Вспомнил он и Павла и, улыбнувшись, сказал:
– Здравствуй, Павел.
– Здравствуй, Гена, – ответил тот и, улыбнувшись, спросил: – В церковь всё опаздываешь?
– Опаздываю. А откуда ты знаешь?
– Я про тебя много чего знаю, – уклончиво ответствовал вестник.
– Павел, а ведь у тебя крылья, – заметил Гена.
– У тебя, Гена, тоже крылья.
– Но я своих не вижу.
– И я своих не вижу. А вообще, юноша, у каждого человека есть крылья, даже у величайших грешников, – пусть грязные, переломанные – но есть. И нужно научиться видеть эти крылья и любить людей за них.
– Хорошая метафора.

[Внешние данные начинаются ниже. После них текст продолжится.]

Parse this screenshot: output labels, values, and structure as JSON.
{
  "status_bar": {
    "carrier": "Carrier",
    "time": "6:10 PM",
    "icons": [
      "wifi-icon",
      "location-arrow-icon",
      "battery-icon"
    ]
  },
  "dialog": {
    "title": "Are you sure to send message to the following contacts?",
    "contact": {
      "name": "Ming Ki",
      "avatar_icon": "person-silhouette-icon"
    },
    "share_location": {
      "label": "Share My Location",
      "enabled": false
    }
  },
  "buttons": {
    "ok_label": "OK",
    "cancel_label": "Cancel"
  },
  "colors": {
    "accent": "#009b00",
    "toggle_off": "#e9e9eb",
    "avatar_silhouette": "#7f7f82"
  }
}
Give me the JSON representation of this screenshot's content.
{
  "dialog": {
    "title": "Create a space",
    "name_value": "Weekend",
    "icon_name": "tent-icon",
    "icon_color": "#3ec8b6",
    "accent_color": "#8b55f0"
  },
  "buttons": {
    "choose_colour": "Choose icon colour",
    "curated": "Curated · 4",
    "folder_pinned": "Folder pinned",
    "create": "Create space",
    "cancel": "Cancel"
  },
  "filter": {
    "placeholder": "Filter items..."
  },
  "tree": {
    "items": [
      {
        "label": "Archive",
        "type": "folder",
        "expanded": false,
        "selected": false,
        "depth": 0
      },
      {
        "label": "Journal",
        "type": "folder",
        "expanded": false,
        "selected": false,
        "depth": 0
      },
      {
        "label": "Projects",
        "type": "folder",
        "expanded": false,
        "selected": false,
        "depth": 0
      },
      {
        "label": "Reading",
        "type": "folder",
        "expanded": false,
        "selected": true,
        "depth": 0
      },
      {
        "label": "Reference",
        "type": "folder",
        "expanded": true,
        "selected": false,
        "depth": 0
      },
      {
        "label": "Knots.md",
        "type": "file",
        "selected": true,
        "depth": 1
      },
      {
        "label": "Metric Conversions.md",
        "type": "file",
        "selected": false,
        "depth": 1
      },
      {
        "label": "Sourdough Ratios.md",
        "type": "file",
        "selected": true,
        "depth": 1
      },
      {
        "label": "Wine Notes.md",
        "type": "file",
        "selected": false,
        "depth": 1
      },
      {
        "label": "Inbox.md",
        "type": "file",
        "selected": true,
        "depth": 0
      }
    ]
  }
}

Жаль, что я снов не помню.
– Этот сон ты запомнишь, если не захочешь забыть. – Павел вдруг перестал грести и несколько мгновений смотрел вправо, потом нагнул голову, словно согласно кивнул кому-то, и сказал: – Скоро я покину тебя, Гена, а потому слушай внимательно и не перебивай. Маме своей говори почаще, что Христос воскрес. А то года три назад я слышал, как она рассказывала, что Он и не умирал, просто замедлил сердце, а из гроба телепортировался, жил долго и счастливо и умер во Франции… Господи, помилуй нас, грешных!
– Откуда?!
– Она рассказывала об этом подружкам в троллейбусе – очень тяжко было слушать. Ты, Гена, попробуй ей как-нибудь объяснить, что Бог поругаем не бывает. Ругателей жалко – вот в чем дело, а тебе она мать. К тому же, и у нее крылья есть – не зря ты ей руки целуешь.
– Павел, прости, что перебиваю. Я вспомнил, как проповедовал сегодня… Неужели…
– Молчи и радуйся, – строго сказал вестник. – Напоследок дам тебе два совета. Во-первых, в нескольких шагах от палаты есть замечательная пальмовая молельня. Телесно я сейчас нахожусь там, и никто меня не замечает, так что имей ее в виду. Во-вторых, тебе надо причащаться, желательно раз в неделю. Рвоты у тебя больше не будет, не бойся. Когда проснешься, дам тебе телефон отца Димитрия – он очень хороший священник. А теперь мне пора.
– Павел, последнее! Что там за толпа на берегу?
– Там проповедует и исцеляет галилеянин Иисус.
– Господи!
– Садись на весла и греби. Может быть, доплывешь раньше, чем проснешься. Прощай.
Павел поднялся, качнув лодку, взмахнул крыльями и, перекрестившись, коснулся лбом прохладного оконного стекла. А за окном, в кромешной тьме, притаился снег – очень много снега. Фонарь почему-то не горел, и снег терпеливо дожидался солнца, чтобы стать сначала – стыдливо-розовым, а затем – белым.